Answering these questions is important for understanding the physics of upper ocean turbulence at horizontal scales of 1-100 km. Turbulence at these horizontal scales is critical for the exchange of heat, carbon, and oxygen between the ocean and atmosphere, and may be important for Earth’s climate. However, this turbulence occurs at length scales that are too small to be resolved in global climate models.
The turbulence of surface buoyancy anomalies
My PhD dissertation answers the above two questions in the case that geostrophic turbulence is due to buoyancy anomalies at the ocean’s surface. By surface buoyancy anomalies, I mean areas of the surface ocean that are either lighter or denser than its surroundings. When these surface buoyancy anomalies are sufficiently wide, they result in geostrophic currents in the upper ocean.

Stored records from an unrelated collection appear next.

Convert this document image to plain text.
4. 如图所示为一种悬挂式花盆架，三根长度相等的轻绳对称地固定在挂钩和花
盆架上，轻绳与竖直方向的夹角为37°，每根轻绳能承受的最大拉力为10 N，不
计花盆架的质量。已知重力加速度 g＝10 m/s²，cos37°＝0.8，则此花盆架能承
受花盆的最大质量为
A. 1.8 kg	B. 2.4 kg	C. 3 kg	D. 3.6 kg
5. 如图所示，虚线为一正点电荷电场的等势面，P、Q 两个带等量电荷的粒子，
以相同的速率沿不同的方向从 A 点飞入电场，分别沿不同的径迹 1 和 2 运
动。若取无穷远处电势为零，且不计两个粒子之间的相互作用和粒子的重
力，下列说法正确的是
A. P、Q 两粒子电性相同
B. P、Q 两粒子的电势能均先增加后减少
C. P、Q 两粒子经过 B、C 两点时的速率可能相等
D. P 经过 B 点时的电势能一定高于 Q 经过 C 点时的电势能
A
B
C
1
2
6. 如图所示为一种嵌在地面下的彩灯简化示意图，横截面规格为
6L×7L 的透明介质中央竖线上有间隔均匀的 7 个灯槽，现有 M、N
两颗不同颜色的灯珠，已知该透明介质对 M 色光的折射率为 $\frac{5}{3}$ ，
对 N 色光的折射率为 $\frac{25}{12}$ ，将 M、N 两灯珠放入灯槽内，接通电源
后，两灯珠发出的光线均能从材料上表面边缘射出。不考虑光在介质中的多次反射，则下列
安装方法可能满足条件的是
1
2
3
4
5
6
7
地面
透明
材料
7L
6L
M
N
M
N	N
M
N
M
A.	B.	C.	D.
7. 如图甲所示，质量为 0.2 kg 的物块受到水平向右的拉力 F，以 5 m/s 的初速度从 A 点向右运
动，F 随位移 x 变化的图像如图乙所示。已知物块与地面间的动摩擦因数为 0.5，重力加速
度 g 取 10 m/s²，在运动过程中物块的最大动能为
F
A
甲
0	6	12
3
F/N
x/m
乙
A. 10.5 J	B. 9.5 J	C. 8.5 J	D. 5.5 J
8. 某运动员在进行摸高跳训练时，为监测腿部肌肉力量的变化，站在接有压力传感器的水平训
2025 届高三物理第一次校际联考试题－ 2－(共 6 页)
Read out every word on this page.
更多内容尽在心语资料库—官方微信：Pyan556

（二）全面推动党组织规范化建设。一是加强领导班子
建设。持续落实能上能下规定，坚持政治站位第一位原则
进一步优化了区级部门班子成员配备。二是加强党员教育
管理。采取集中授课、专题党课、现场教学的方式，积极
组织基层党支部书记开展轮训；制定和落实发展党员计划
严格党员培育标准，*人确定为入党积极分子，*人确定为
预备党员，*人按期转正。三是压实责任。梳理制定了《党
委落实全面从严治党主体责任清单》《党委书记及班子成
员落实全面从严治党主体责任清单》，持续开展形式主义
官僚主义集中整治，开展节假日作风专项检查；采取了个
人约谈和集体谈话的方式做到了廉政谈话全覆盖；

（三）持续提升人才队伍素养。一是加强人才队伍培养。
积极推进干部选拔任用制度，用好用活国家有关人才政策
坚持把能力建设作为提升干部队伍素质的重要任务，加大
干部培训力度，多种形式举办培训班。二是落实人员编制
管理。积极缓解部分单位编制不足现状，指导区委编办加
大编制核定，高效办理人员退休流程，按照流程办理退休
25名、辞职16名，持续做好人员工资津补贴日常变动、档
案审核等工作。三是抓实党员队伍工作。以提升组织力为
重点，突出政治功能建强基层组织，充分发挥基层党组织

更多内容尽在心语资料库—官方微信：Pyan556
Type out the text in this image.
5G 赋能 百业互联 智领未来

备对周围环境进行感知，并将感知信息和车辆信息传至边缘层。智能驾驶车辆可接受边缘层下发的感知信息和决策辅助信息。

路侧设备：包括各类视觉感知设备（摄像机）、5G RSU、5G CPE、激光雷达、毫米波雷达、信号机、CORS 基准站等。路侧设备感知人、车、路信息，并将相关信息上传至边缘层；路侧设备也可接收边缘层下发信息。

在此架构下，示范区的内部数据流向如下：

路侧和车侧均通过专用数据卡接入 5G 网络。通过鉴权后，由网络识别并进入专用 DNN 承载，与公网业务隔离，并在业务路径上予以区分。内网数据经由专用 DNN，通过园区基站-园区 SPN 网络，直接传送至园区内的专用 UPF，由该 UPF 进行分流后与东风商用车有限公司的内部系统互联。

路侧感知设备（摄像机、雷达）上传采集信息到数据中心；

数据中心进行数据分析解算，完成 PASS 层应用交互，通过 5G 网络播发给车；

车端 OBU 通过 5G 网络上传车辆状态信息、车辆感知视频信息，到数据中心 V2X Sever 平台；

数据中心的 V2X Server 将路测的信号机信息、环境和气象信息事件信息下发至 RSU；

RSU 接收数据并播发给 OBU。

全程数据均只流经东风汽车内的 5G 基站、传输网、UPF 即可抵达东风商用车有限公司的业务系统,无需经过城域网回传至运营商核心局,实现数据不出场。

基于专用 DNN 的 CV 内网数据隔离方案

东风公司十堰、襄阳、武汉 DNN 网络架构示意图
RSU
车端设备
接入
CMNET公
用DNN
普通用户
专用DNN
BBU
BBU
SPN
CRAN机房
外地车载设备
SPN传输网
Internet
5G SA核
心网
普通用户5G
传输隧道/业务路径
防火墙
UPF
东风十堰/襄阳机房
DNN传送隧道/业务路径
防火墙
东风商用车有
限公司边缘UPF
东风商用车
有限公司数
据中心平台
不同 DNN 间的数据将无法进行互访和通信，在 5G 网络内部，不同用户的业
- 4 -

The theory for such flows is developed in Blumen (1978) and Held et al. (1995). However, this theory assumes that the density stratification does not change with depth. The following animation shows what this turbulence looks like. This animation shows the buoyancy anomaly at the ocean’s surface in a 400 km by 400 km
pyqg simulation. Red areas indicate lighter fluid whereas blue areas indicate denser fluid.
However the ocean does not have a constant density stratification. Indeed, the ocean’s density stratification is not only depth-dependent but seasonal as well. As a consequence, the theory developed in Blumen (1978) and Held et al. (1995) is only relevant at horizontal scales smaller than 10 km in the mid-latitude open ocean. At larger scales, the ocean’s density stratification must be taken into account. In my dissertation, I generalize the theory to account for vertically variable density stratification. The resulting difference between summertime and wintertime turbulence is striking.
In summer, the turbulence is diffuse and highly local in space:
However, in winter, the turbulence is full of both large and small vortices, and large-scale strain is evident:
Thus, the dynamics of buoyancy anomalies at the ocean’s surface are inherently seasonal due to the seasonality in upper ocean density stratification. This seasonality implies a seasonality in the vertical velocity, the dispersion of tracers, and in the distribution of kinetic energy across horizontal scales.